Even when patient adherence to antiplatelet therapy is excellent, there remains the potential difficulty of patient variability in response to clopidogrel or aspirin. It is estimated that 4-30% of patients treated with conventional doses of clopidogrel and 5-45% of patients treated with conventional doses of aspirin do not display adequate antiplatelet response.16,17 The phenomenon of impaired response to the combination of aspirin and clopidogrel has been associated with the pathophysiology of stent thrombosis in some patients.18
The success of drug-eluting stents in reducing restenosis has also created the unfortunate situation whereby the unconditional importance of optimal technique in stent deployment is no longer aggressively emphasised. The evidence for this trend is anecdotal, but improperly deployed drug-eluting stents are more frequently seen in our laboratories when patients return with follow-up problems. Intravascular ultrasound is routinely underutilised for stent deployment. Long stents are used more frequently with deployment across numerous side branches and without flush vessel wall apposition. Stent deployment pressures are lower, and the use of systematic post-stent high-pressure dilatations are less frequent.
Finally, exotic techniques such as stent 'crushing' and 'kissing' to treat bifurcations and other complex lesion scenarios are being used routinely in many catheterisation laboratories. Undoubtedly, as drug-eluting stents are being used in a wide variety of anatomic and clinical situations that have not been evaluated in randomised clinical trials, any deficit in deployment technique will increase the probability of a thrombotic event.
Yet another weak link in the safety chain is represented by the fact that current data for drug-eluting stents do not extend beyond two or three years of follow-up - not beyond nine months in most of the major clinical trials.
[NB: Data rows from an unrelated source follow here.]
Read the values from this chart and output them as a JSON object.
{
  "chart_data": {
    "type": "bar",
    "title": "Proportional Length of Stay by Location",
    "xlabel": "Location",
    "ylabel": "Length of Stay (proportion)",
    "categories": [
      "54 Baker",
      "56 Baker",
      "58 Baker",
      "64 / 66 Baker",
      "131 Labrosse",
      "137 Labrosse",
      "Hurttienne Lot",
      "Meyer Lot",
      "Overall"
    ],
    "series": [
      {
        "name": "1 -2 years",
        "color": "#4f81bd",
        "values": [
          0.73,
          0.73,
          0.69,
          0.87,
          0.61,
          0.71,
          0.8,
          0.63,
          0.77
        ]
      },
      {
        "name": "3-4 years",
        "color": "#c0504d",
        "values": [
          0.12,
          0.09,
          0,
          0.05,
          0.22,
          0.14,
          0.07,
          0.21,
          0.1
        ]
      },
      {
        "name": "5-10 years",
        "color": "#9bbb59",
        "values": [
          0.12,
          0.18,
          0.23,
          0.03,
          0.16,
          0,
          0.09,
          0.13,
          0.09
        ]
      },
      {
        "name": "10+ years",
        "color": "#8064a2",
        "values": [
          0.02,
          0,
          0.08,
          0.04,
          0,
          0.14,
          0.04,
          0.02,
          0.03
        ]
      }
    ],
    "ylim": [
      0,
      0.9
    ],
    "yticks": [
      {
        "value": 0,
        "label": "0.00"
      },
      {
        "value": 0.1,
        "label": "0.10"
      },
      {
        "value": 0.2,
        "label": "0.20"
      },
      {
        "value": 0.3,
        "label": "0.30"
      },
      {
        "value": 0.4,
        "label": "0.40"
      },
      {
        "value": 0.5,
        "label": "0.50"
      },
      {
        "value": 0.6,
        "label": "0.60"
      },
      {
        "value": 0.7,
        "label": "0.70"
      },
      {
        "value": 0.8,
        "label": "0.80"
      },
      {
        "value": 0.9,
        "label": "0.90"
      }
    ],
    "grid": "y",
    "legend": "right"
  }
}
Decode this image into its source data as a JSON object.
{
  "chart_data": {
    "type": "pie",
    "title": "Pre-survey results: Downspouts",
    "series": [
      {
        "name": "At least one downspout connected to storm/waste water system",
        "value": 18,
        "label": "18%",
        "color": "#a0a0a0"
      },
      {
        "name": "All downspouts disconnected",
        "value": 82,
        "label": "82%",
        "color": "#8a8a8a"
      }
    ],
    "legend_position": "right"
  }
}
Since there is a known risk of late thrombosis associated with drug-eluting stents,7 accurate assessment of the long-term safety of these devices is problematic. What is urgently needed is on-going collaboration between manufacturers and the FDA to monitor the long-term safety of drug-eluting stents. Until such a programme is in place, the possibility of a major product disaster, like that recently reported involving an implantable cardioverter defibrillator, will loom in the background.
Adherence to the prescribed antiplatelet therapy, optimal stent deployment techniques (especially in high-risk situations for thrombosis) and late monitoring for safety and efficacy - these links in the safety chain related to the use of drug-eluting stents must be managed more diligently in the future. Practitioners should participate in the process of data gathering so that all adverse events are promptly reported and we can assess the short- and long-term risks to our patients. Drug-eluting stents certainly represent a breakthrough medical technology, but the absence of meticulous attention to avoiding incremental device-related complications, such as stent thrombosis, threatens to offset the benefits.